# Looks like this isn't a Microsoft Account. Try another...



## ertech (Jan 26, 2001)

I purchased a PC recently that has Windows 10 pro on it. Like my other PC's, when I login, I use my 365 login credentials from my organization (literally my organization), but for whatever reason on these 2 PC's I purchased, it says they are not Microsoft accounts...  I am lost here, not sure what to do, I feel to stupid that I can't figure this out! Help!


----------



## SpywareDr (Mar 31, 2014)

https://docs.microsoft.com/en-us/an...-this-isn39t-a-microsoft-account-try-ano.html

?


----------



## ertech (Jan 26, 2001)

SpywareDr said:


> https://docs.microsoft.com/en-us/an...-this-isn39t-a-microsoft-account-try-ano.html
> 
> ?


Thanks for the reply, but I am using windows 10 pro and have already read this document. I even have a windows 11 home PC this this account on it next to this laptop, which is windows 11 pro and have no issues using the account. Only on these windows 10 pro PC's do I have this problem, is it being W10P the problem?


----------



## SpywareDr (Mar 31, 2014)

Oops, didn't realize you had already read that document.

In answer to you question, yes, it _could _be W10P problem. Try performing a Clean Boot. If everything is working fine now you can keep it this way or, you can add one Startup item and/or Service at a time until it doesn't work again. When it does you will have found your culprit.


----------



## ertech (Jan 26, 2001)

SpywareDr said:


> Oops, didn't realize you had already read that document.
> 
> In answer to you question, yes, it _could _be W10P problem. Try performing a Clean Boot. If everything is working fine now you can keep it this way or, you can add one Startup item and/or Service at a time until it doesn't work again. When it does you will have found your culprit.

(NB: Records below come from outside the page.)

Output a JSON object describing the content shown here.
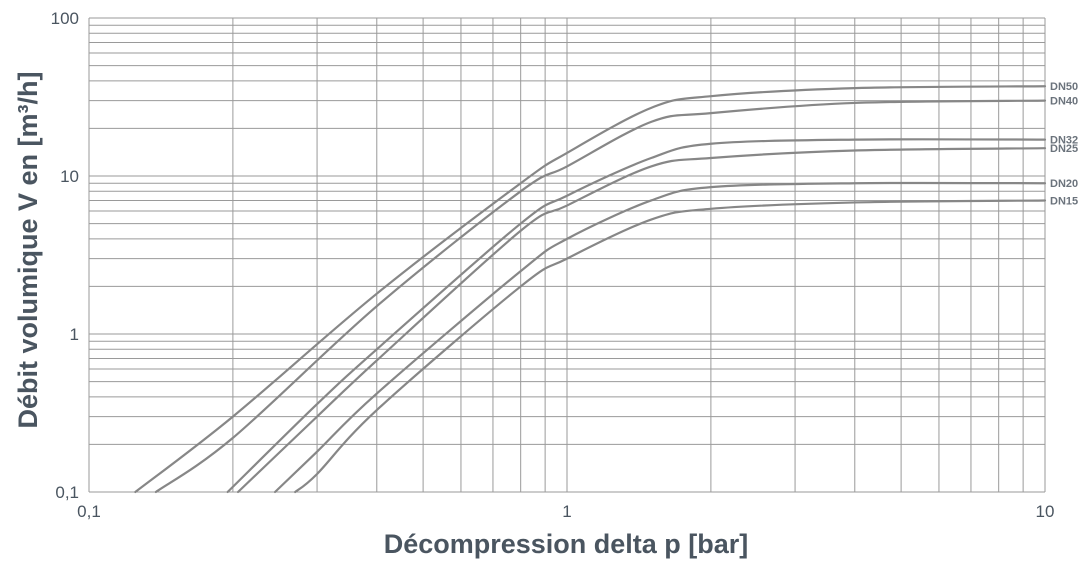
{
  "chart_data": {
    "type": "line",
    "xlabel": "Décompression delta p [bar]",
    "ylabel": "Débit volumique V en [m³/h]",
    "x_scale": "log",
    "y_scale": "log",
    "xlim": [
      0.1,
      10
    ],
    "ylim": [
      0.1,
      100
    ],
    "x_ticks": [
      {
        "value": 0.1,
        "label": "0,1"
      },
      {
        "value": 1,
        "label": "1"
      },
      {
        "value": 10,
        "label": "10"
      }
    ],
    "y_ticks": [
      {
        "value": 0.1,
        "label": "0,1"
      },
      {
        "value": 1,
        "label": "1"
      },
      {
        "value": 10,
        "label": "10"
      },
      {
        "value": 100,
        "label": "100"
      }
    ],
    "grid": true,
    "series": [
      {
        "name": "DN50",
        "x": [
          0.125,
          0.2,
          0.4,
          0.8,
          1.0,
          1.5,
          2.0,
          4.0,
          10.0
        ],
        "y": [
          0.1,
          0.3,
          1.8,
          9.0,
          14.0,
          27.0,
          32.0,
          36.0,
          37.0
        ]
      },
      {
        "name": "DN40",
        "x": [
          0.138,
          0.2,
          0.4,
          0.8,
          1.0,
          1.5,
          2.0,
          4.0,
          10.0
        ],
        "y": [
          0.1,
          0.22,
          1.5,
          8.0,
          11.5,
          22.0,
          25.0,
          29.0,
          30.0
        ]
      },
      {
        "name": "DN32",
        "x": [
          0.195,
          0.3,
          0.4,
          0.8,
          1.0,
          1.5,
          2.0,
          4.0,
          10.0
        ],
        "y": [
          0.1,
          0.36,
          0.8,
          5.0,
          7.5,
          13.0,
          16.0,
          17.0,
          17.0
        ]
      },
      {
        "name": "DN25",
        "x": [
          0.205,
          0.3,
          0.4,
          0.8,
          1.0,
          1.5,
          2.0,
          4.0,
          10.0
        ],
        "y": [
          0.1,
          0.3,
          0.68,
          4.5,
          6.5,
          11.5,
          13.0,
          14.5,
          15.0
        ]
      },
      {
        "name": "DN20",
        "x": [
          0.245,
          0.3,
          0.4,
          0.8,
          1.0,
          1.5,
          2.0,
          4.0,
          10.0
        ],
        "y": [
          0.1,
          0.18,
          0.42,
          2.5,
          4.0,
          7.0,
          8.5,
          9.0,
          9.0
        ]
      },
      {
        "name": "DN15",
        "x": [
          0.27,
          0.3,
          0.4,
          0.8,
          1.0,
          1.5,
          2.0,
          4.0,
          10.0
        ],
        "y": [
          0.1,
          0.13,
          0.33,
          2.0,
          3.0,
          5.3,
          6.2,
          6.8,
          7.0
        ]
      }
    ]
  },
  "colors": {
    "grid": "#9a9a9a",
    "curve": "#878787",
    "text": "#4a5560",
    "series_label": "#6b737c"
  }
}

Ok, so this did not cure the problem, same issue. Do you have any other suggestions I can try?


----------



## SpywareDr (Mar 31, 2014)

Not a the moment, no. I'll keep looking ...


----------



## Couriant (Mar 26, 2002)

Can you provide a picture / screenshot of the message? Remove any personal info, like the first part of your email.


----------



## ertech (Jan 26, 2001)

Couriant said:


> Can you provide a picture / screenshot of the message? Remove any personal info, like the first part of your email.


Here is the error.


----------



## DRPC (Feb 9, 2020)

365 login is a business account. The computer needs to be on the domain for that business, in order to use that account to login to that computer. I would guess your old PC is on your business domain, while these new PCs are not.

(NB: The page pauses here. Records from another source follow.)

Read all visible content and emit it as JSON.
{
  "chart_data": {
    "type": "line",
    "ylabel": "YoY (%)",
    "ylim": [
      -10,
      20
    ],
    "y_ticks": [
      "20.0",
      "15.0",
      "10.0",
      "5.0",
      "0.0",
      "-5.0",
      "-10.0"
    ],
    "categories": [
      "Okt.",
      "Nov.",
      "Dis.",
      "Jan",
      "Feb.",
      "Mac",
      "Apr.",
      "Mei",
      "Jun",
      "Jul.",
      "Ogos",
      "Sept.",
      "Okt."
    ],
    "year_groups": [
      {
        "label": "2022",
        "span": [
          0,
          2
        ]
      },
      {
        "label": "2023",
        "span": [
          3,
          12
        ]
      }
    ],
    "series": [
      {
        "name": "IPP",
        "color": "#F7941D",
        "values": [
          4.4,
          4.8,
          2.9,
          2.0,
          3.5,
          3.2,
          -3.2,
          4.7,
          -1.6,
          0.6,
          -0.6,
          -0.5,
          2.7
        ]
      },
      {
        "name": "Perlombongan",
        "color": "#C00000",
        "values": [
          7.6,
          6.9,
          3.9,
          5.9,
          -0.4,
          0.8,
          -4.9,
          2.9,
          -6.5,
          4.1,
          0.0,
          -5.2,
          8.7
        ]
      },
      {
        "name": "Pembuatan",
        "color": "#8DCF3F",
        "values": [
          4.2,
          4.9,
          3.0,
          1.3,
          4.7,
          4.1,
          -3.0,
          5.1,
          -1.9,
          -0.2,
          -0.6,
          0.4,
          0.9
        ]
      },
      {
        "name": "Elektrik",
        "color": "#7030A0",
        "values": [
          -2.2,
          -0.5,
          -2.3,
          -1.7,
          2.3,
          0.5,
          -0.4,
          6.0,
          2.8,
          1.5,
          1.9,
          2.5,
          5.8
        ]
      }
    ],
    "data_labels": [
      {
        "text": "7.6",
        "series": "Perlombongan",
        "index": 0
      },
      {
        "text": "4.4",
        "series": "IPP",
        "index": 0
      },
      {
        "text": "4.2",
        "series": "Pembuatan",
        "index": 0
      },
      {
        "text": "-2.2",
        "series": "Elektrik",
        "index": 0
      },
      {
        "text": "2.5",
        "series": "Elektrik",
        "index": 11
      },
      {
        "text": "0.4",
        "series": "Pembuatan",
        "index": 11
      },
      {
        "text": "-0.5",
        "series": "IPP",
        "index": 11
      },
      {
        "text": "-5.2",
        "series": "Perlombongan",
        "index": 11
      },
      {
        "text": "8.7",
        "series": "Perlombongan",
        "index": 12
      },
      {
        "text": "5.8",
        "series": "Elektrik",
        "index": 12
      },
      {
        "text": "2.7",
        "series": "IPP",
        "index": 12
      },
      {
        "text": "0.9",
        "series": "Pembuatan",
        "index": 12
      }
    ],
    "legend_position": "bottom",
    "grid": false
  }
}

If this is "your organization", maybe this will help:
https://www.groovypost.com/howto/join-a-windows-10-client-domain/

If it's not, contact your network administrator.


----------



## valis (Sep 24, 2004)

Where did you purchase this machine from? Did you install the OS or did it come with it?


----------



## ertech (Jan 26, 2001)

DRPC said:


> 365 login is a business account. The computer needs to be on the domain for that business, in order to use that account to login to that computer. I would guess your old PC is on your business domain, while these new PCs are not.
> 
> If this is "your organization", maybe this will help:
> https://www.groovypost.com/howto/join-a-windows-10-client-domain/
> ...


There is no domain, I did not install the OS myself, I bought these PC's as units for my controls programmers since W11 isn't compatible with a lot of our controls software. I am starting to wonder if the OS's are pirated or something of that nature, I have done this process on at least 10 PC's and different OS versions without issue.


----------



## ertech (Jan 26, 2001)

valis said:


> Where did you purchase this machine from? Did you install the OS or did it come with it?


Yes, it came with the OS from a private party, I am wondering if it is pirated...


----------